Evidence & guidelines
Mechanistic classification of antimicrobials is codified in standard pharmacology texts, while resistance mechanisms and their drivers are synthesised in reviews such as Blair et al. (2015) and Holmes et al. (2016). Clinical use is governed by infection-specific guidelines and stewardship programmes that fall outside this reference entry.
History
The modern antimicrobial era began with the sulfonamides in the 1930s and the clinical introduction of penicillin in the 1940s, followed by the streptomycin and broad-spectrum-antibiotic discoveries that established the major mechanistic classes. Almost from the outset, the emergence of resistance accompanied clinical use, and the molecular dissection of resistance mechanisms has since become a defining theme of the field.
Debates
- How best to slow the spread of antimicrobial resistance
- Resistance is driven by selection pressure across human, agricultural, and environmental use, and there is ongoing debate over how stewardship, surveillance, and new drug development should be balanced to preserve the effectiveness of existing classes.
Key figures
- Alexander Fleming
- Gerhard Domagk
- Selman Waksman
- Laura Piddock
Related topics
Seminal works
- blair-2015
- holmes-2016
- ruiz-2003
Frequently asked questions
- What is the difference between bactericidal and bacteriostatic antibiotics?
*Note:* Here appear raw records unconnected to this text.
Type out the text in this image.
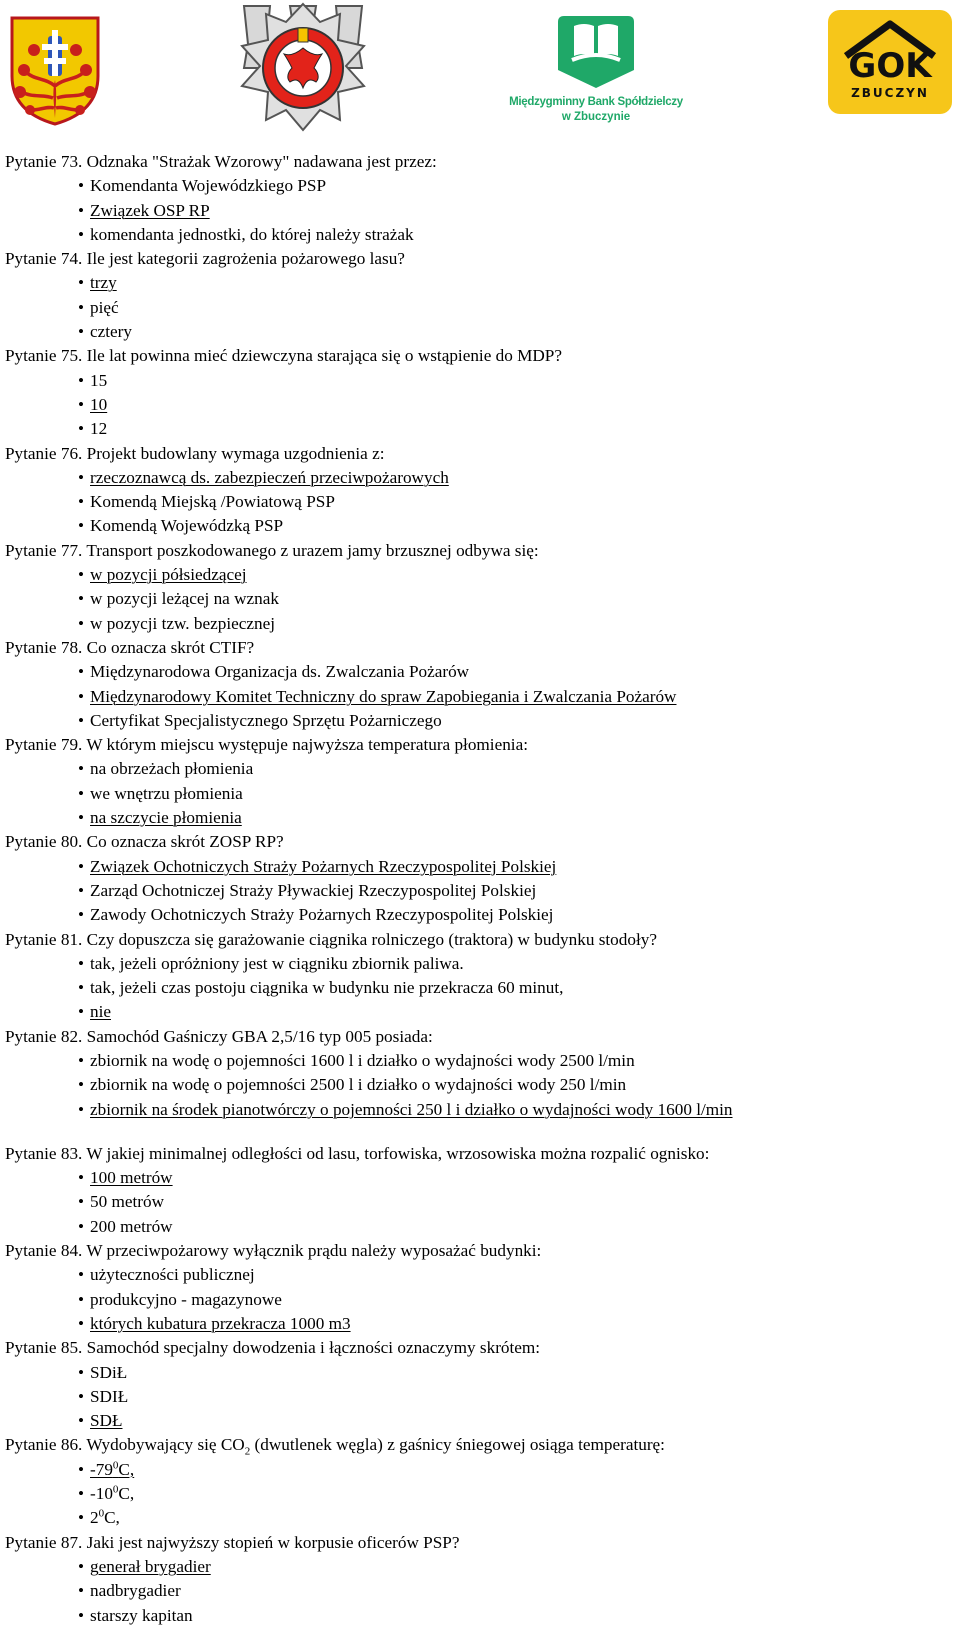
Międzygminny Bank Spółdzielczy
w Zbuczynie
GOK
ZBUCZYN
Pytanie 73. Odznaka "Strażak Wzorowy" nadawana jest przez:
• Komendanta Wojewódzkiego PSP
• Związek OSP RP
• komendanta jednostki, do której należy strażak
Pytanie 74. Ile jest kategorii zagrożenia pożarowego lasu?
• trzy
• pięć
• cztery
Pytanie 75. Ile lat powinna mieć dziewczyna starająca się o wstąpienie do MDP?
• 15
• 10
• 12
Pytanie 76. Projekt budowlany wymaga uzgodnienia z:
• rzeczoznawcą ds. zabezpieczeń przeciwpożarowych
• Komendą Miejską /Powiatową PSP
• Komendą Wojewódzką PSP
Pytanie 77. Transport poszkodowanego z urazem jamy brzusznej odbywa się:
• w pozycji półsiedzącej
• w pozycji leżącej na wznak
• w pozycji tzw. bezpiecznej
Pytanie 78. Co oznacza skrót CTIF?
• Międzynarodowa Organizacja ds. Zwalczania Pożarów
• Międzynarodowy Komitet Techniczny do spraw Zapobiegania i Zwalczania Pożarów
• Certyfikat Specjalistycznego Sprzętu Pożarniczego
Pytanie 79. W którym miejscu występuje najwyższa temperatura płomienia:
• na obrzeżach płomienia
• we wnętrzu płomienia
• na szczycie płomienia
Pytanie 80. Co oznacza skrót ZOSP RP?
• Związek Ochotniczych Straży Pożarnych Rzeczypospolitej Polskiej
• Zarząd Ochotniczej Straży Pływackiej Rzeczypospolitej Polskiej
• Zawody Ochotniczych Straży Pożarnych Rzeczypospolitej Polskiej
Pytanie 81. Czy dopuszcza się garażowanie ciągnika rolniczego (traktora) w budynku stodoły?
• tak, jeżeli opróżniony jest w ciągniku zbiornik paliwa.
• tak, jeżeli czas postoju ciągnika w budynku nie przekracza 60 minut,
• nie
Pytanie 82. Samochód Gaśniczy GBA 2,5/16 typ 005 posiada:
• zbiornik na wodę o pojemności 1600 l i działko o wydajności wody 2500 l/min
• zbiornik na wodę o pojemności 2500 l i działko o wydajności wody 250 l/min
• zbiornik na środek pianotwórczy o pojemności 250 l i działko o wydajności wody 1600 l/min
Pytanie 83. W jakiej minimalnej odległości od lasu, torfowiska, wrzosowiska można rozpalić ognisko:
• 100 metrów
• 50 metrów
• 200 metrów
Pytanie 84. W przeciwpożarowy wyłącznik prądu należy wyposażać budynki:
• użyteczności publicznej
• produkcyjno - magazynowe
• których kubatura przekracza 1000 m3
Pytanie 85. Samochód specjalny dowodzenia i łączności oznaczymy skrótem:
• SDiŁ
• SDIŁ
• SDŁ
Pytanie 86. Wydobywający się $CO_2$ (dwutlenek węgla) z gaśnicy śniegowej osiąga temperaturę:
• $-79^0C$,
• $-10^0C$,
• $2^0C$,
Pytanie 87. Jaki jest najwyższy stopień w korpusie oficerów PSP?
• generał brygadier
• nadbrygadier
• starszy kapitan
- Bactericidal agents kill bacteria directly, whereas bacteriostatic agents inhibit their growth and rely on host defences to clear the infection; the distinction depends on the target and the concentration achieved, and its clinical importance varies by setting.
- Why do bacteria become resistant to antibiotics?
- Resistance arises through mechanisms such as enzymatic inactivation of the drug, alteration or protection of the drug target, reduced uptake, and active efflux; these traits can be selected by antimicrobial use and spread between bacteria on mobile genetic elements.